The $300 million scholarship fund for foreign students to study in China launched by US private equity tycoon Stephen Schwarzman represents a "remarkably ambitious" effort to boost understanding of China by the United States and other Western nations, an executive member of the Asia Society said.

"For Americans looking beyond their shores, there is no nation that matters more than China, no relationship that matters more than the US-China relationship, and, frankly, no place where there's a more profound need for greater understanding," Tom Nagorski, the society's executive vice-president, told China Daily.

Schwarzman, founder and chairman of New York-based Blackstone Group LP, announced the scholarship on Sunday at a ceremony in Beijing.

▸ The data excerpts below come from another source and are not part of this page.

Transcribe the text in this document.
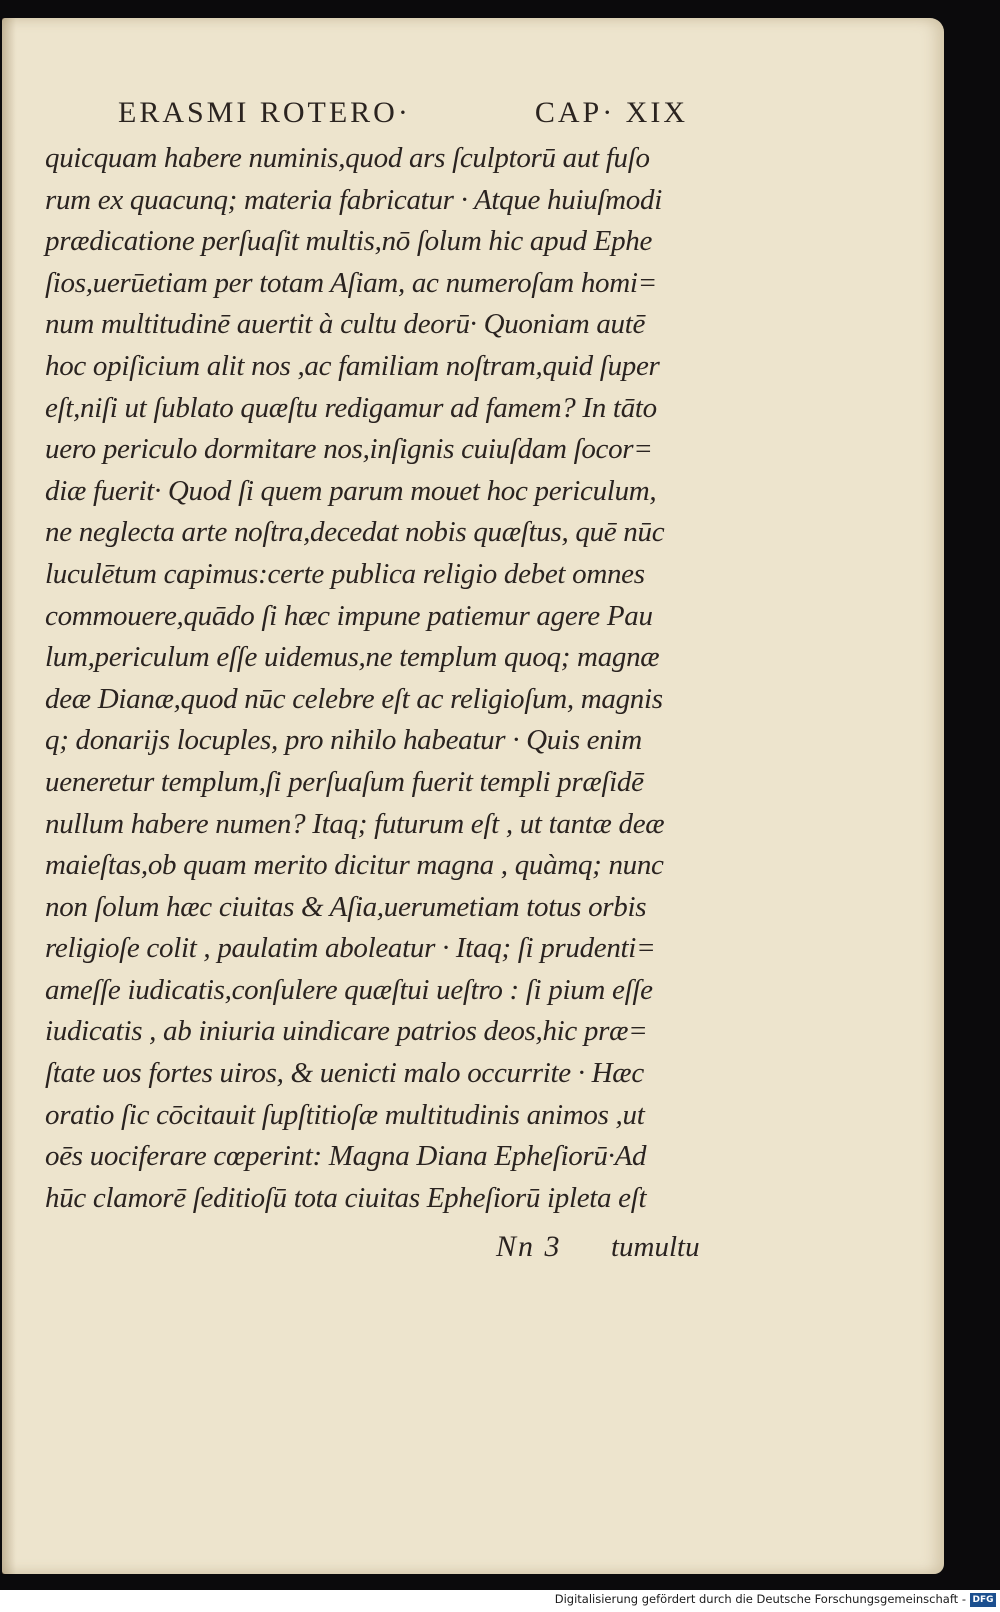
ERASMI ROTERO·	CAP· XIX
quicquam habere numinis,quod ars ſculptorū aut fuſo
rum ex quacunq; materia fabricatur · Atque huiuſmodi
prædicatione perſuaſit multis,nō ſolum hic apud Ephe
ſios,uerūetiam per totam Aſiam, ac numeroſam homi=
num multitudinē auertit à cultu deorū· Quoniam autē
hoc opiſicium alit nos ,ac familiam noſtram,quid ſuper
eſt,niſi ut ſublato quæſtu redigamur ad famem? In tāto
uero periculo dormitare nos,inſignis cuiuſdam ſocor=
diæ fuerit· Quod ſi quem parum mouet hoc periculum,
ne neglecta arte noſtra,decedat nobis quæſtus, quē nūc
luculētum capimus:certe publica religio debet omnes
commouere,quādo ſi hæc impune patiemur agere Pau
lum,periculum eſſe uidemus,ne templum quoq; magnæ
deæ Dianæ,quod nūc celebre eſt ac religioſum, magnis
q; donarijs locuples, pro nihilo habeatur · Quis enim
ueneretur templum,ſi perſuaſum fuerit templi præſidē
nullum habere numen? Itaq; futurum eſt , ut tantæ deæ
maieſtas,ob quam merito dicitur magna , quàmq; nunc
non ſolum hæc ciuitas & Aſia,uerumetiam totus orbis
religioſe colit , paulatim aboleatur · Itaq; ſi prudenti=
ameſſe iudicatis,conſulere quæſtui ueſtro : ſi pium eſſe
iudicatis , ab iniuria uindicare patrios deos,hic præ=
ſtate uos fortes uiros, & uenicti malo occurrite · Hæc
oratio ſic cōcitauit ſupſtitioſæ multitudinis animos ,ut
oēs uociferare cœperint: Magna Diana Epheſiorū·Ad
hūc clamorē ſeditioſū tota ciuitas Epheſiorū ipleta eſt
Nn 3 tumultu
Digitalisierung gefördert durch die Deutsche Forschungsgemeinschaft - DFG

Beginning in 2016, the program will send 200 mainly US students to Beijing's Tsinghua University each year.

Schwarzman, whose net worth has been estimated by Forbes at $6.5 billion, will donate $100 million of his own money to the project and raise an additional $200 million from blue-chip companies that already have signed on as donors.

The project, which organizers called the largest philanthropic effort with foreign money in China's history, will pay for full scholarships, along with a building to house the program at Tsinghua, the alma mater for both President Xi Jinping and former President Hu Jintao.

Schwarzman told the ceremony his aim is to spur greater understanding of China by the US and other Western nations, and to end in particular Americans' "isolated" view of China.

Most Americans, Schwarzman declared, "know next to nothing about China". Xi and US President Barack Obama praised the gift in statements read at a ceremony in the Great Hall of the People. Former US Secretary of State Henry Kissinger, whose 1971 China visit opened diplomatic relations, said in a videotaped message he hoped the program would influence future "international discourse and diplomacy".

Nagorski, whose non-profit New York-based Asia Society focuses on educating the world about Asia and has Schwarzman as one of its trustees, wrote in an e-mail that "the Chinese are investing heavily in the education of their people about the rest of the world". Now Schwarzman is making "a major investment in the education of Americans, and others, about China", he wrote.

Schwarzman said China's fast growth and increasing world influence would define the 21st century, as US connections to Europe did for the 20th century.

The Rhodes Scholarship program, created at the turn of the last century to attract international students and potential world leaders to the UK's Oxford University, inspired Schwarzman's project, he said.

The executive said he hoped partnering with Tsinghua would help "build a culture of greater trust and understanding between China, America and the rest of the world," essential conditions for worldwide stability and prosperity.

Scholarship winners will be allowed to take part in a one-year, all-expenses-paid master's program at Tsinghua in public policy, economics and business, international relations or engineering.

The program's advisory board includes former world leaders such as France's Nicolas Sarkozy, Britain's Tony Blair, Canada's Brian Mulroney and Australia's Kevin Rudd. Former US secretaries of state Henry Kissinger, Colin Powell and Condoleezza Rice are also on the board, as is cellist Yo-yo Ma.

The program already has $100 million in commitments from sponsors including companies whose China business is important to their global success. The sponsors include Boeing Co, General Electric Co, Caterpillar Inc and Bank of America Merrill Lynch.

Tom McLean, Boeing's director of international communications, said the Chicago-based plane maker is supporting the program "because it will help develop future leaders with global sensibilities and further strengthen the ties between our two countries."

Blackstone's rising stock prices in the past year have driven up the 66-year-old Schwarzman's net worth by $1.3 billion to $6.5 billion, according to Forbes, which ranks him 63rd among the 400 richest people in the US. At the end of 2012, the firm had $210 billion assets under management.

The donation comes as Blackstone is stepping up its investment in China, particularly in the property market. The firm seeks to raise a $4 billion real-estate fund to focus on China and other Asian countries, the Wall Street Journal reported, citing people familiar with the matter.